Thursday, 14 April 2011

Within the bowels of the Catholic Herald offices...

Jo-Anne shares her two days experience at The Catholic Herald offices.
The Bishops meeting

Last week I found myself at 15 Lambs passage. Now if you Google that it’ll come up with Ballroom Dancing in London and Cambridge – I can assure you I wasn’t prancing around in sequins trying out for Strictly Come Dancing! I was, instead, visiting the Catholic Herald, as they had kindly agreed for me to join them for two days work experience.

Their offices are in an old building next to St Joseph’s Church, near Bunhill Row. Or so I found on my first day, trying to follow my Google map through the winding streets. Promptly arriving at 10, I was buzzed in, and after climbing quite a few stairs was met by Luke Coppen, Mark Greaves, Anna Arco and Ed West – who maybe you’ll recognise the names of from Twitter.
The first job of the day was the News List, searching for interesting news items to include. Trawling through blogs like I do at Archbishop’s House and news sites for an article that would catch my eye, a list was compiled. A meeting followed deciding who would write what and which stories would go where in the newspaper. I hadn’t seen this process before so I found it quite interesting.
Having been given the Cardinal pub story I tried to find out what was going on and where things stood. Half way through the day Independent Catholic News started up a petition, which changed my article.
It wasn’t until the next day that the news bustle really kicked off. Tuesday was News Day, so Simon Caldwell, News Editor, was in distributing the articles. This is something I love - being given a piece to write, collecting the information and quickly writing it up, then the next one and so on. I got to write a few during the day, which was a great experience.
By the end of the day I’d finished off all my pieces; had rung Alexander de Forges, CCN to talk about the Bishops meeting, contacted the Jesuits about their Superior General’s upcoming visit and followed the Cardinal pub story as it began to take off.
It would have been good to have seen the full journey of the newspaper from Monday to Friday (The Catholic Herald comes out Thursday), but instead I settled for waiting to see what and where my articles would be when I picked up the Catholic newspapers on Thursday.

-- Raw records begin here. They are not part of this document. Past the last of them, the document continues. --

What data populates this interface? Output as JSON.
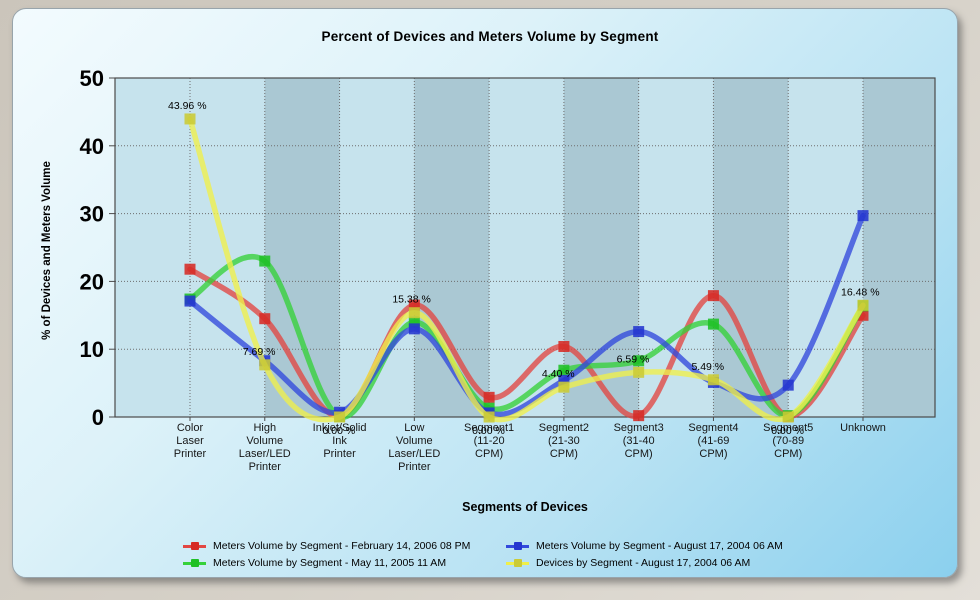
{
  "chart_data": {
    "type": "line",
    "title": "Percent of Devices and Meters Volume by Segment",
    "ylabel": "% of Devices and Meters Volume",
    "xlabel": "Segments of Devices",
    "ylim": [
      0,
      50
    ],
    "y_ticks": [
      0,
      10,
      20,
      30,
      40,
      50
    ],
    "grid": "dotted-both-axes",
    "legend_position": "bottom-two-columns",
    "categories": [
      "Color Laser Printer",
      "High Volume Laser/LED Printer",
      "Inkjet/Solid Ink Printer",
      "Low Volume Laser/LED Printer",
      "Segment1 (11-20 CPM)",
      "Segment2 (21-30 CPM)",
      "Segment3 (31-40 CPM)",
      "Segment4 (41-69 CPM)",
      "Segment5 (70-89 CPM)",
      "Unknown"
    ],
    "category_label_lines": [
      [
        "Color",
        "Laser",
        "Printer"
      ],
      [
        "High",
        "Volume",
        "Laser/LED",
        "Printer"
      ],
      [
        "Inkjet/Solid",
        "Ink",
        "Printer"
      ],
      [
        "Low",
        "Volume",
        "Laser/LED",
        "Printer"
      ],
      [
        "Segment1",
        "(11-20",
        "CPM)"
      ],
      [
        "Segment2",
        "(21-30",
        "CPM)"
      ],
      [
        "Segment3",
        "(31-40",
        "CPM)"
      ],
      [
        "Segment4",
        "(41-69",
        "CPM)"
      ],
      [
        "Segment5",
        "(70-89",
        "CPM)"
      ],
      [
        "Unknown"
      ]
    ],
    "series": [
      {
        "name": "Meters Volume by Segment - February 14, 2006 08 PM",
        "color": "#e24743",
        "marker_color": "#d62b26",
        "values": [
          21.8,
          14.5,
          0.1,
          16.5,
          2.9,
          10.4,
          0.2,
          17.9,
          0.1,
          15.0
        ]
      },
      {
        "name": "Meters Volume by Segment - May 11, 2005 11 AM",
        "color": "#36d13a",
        "marker_color": "#1fc026",
        "values": [
          17.4,
          23.0,
          0.1,
          14.0,
          1.3,
          6.9,
          8.3,
          13.7,
          0.2,
          16.4
        ]
      },
      {
        "name": "Meters Volume by Segment - August 17, 2004 06 AM",
        "color": "#3249dc",
        "marker_color": "#2436cf",
        "values": [
          17.1,
          8.3,
          0.7,
          13.0,
          0.6,
          5.4,
          12.6,
          5.1,
          4.7,
          29.7
        ]
      },
      {
        "name": "Devices by Segment - August 17, 2004 06 AM",
        "color": "#efef4a",
        "marker_color": "#cbcb36",
        "values": [
          43.96,
          7.69,
          0.0,
          15.38,
          0.0,
          4.4,
          6.59,
          5.49,
          0.0,
          16.48
        ],
        "point_labels": [
          "43.96 %",
          "7.69 %",
          "0.00 %",
          "15.38 %",
          "0.00 %",
          "4.40 %",
          "6.59 %",
          "5.49 %",
          "0.00 %",
          "16.48 %"
        ]
      }
    ]
  },
  "colors": {
    "band_light": "#c6e3ed",
    "band_dark": "#aac8d3",
    "plot_border": "#4a4a4a",
    "grid": "#6e6e6e",
    "tick_text": "#000000",
    "category_text": "#161616",
    "point_label_text": "#000000"
  }
}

The Cardinal Pub in the Herald

My Cardinal pub piece was front page down right, and the other pieces had been put in page 2 and 3. A good result for my portfolio! Even funnier, I had tweeted live from the Social Responsibility conference on the Wednesday morning. When the Archbishop told the attendees to sign the petition away I tweeted – Mark Greaves updated my story online and I watched as people RTd an article I had written. Even better, a certain reporter at the conference told me that hadn’t thought anything of the comment until I tweeted it and the headlines all changed from ‘Petition to save The Cardinal Pub’ to ‘Archbishop urges MPs etc to sign petition to save Cardinal pub’ – woopsie!
Since then the Archbishop has been busy on BBC radio, TV, news and being interviewed about it. I am absolved from blame here! The petition had already taken off - it now stands at 650 signatures.  
All in all a successful two days work experience, though it’d be great to pop back in to The Catholic Herald offices to see what happens the rest of the week. My journalist’s curiosity has gotten the better of me already!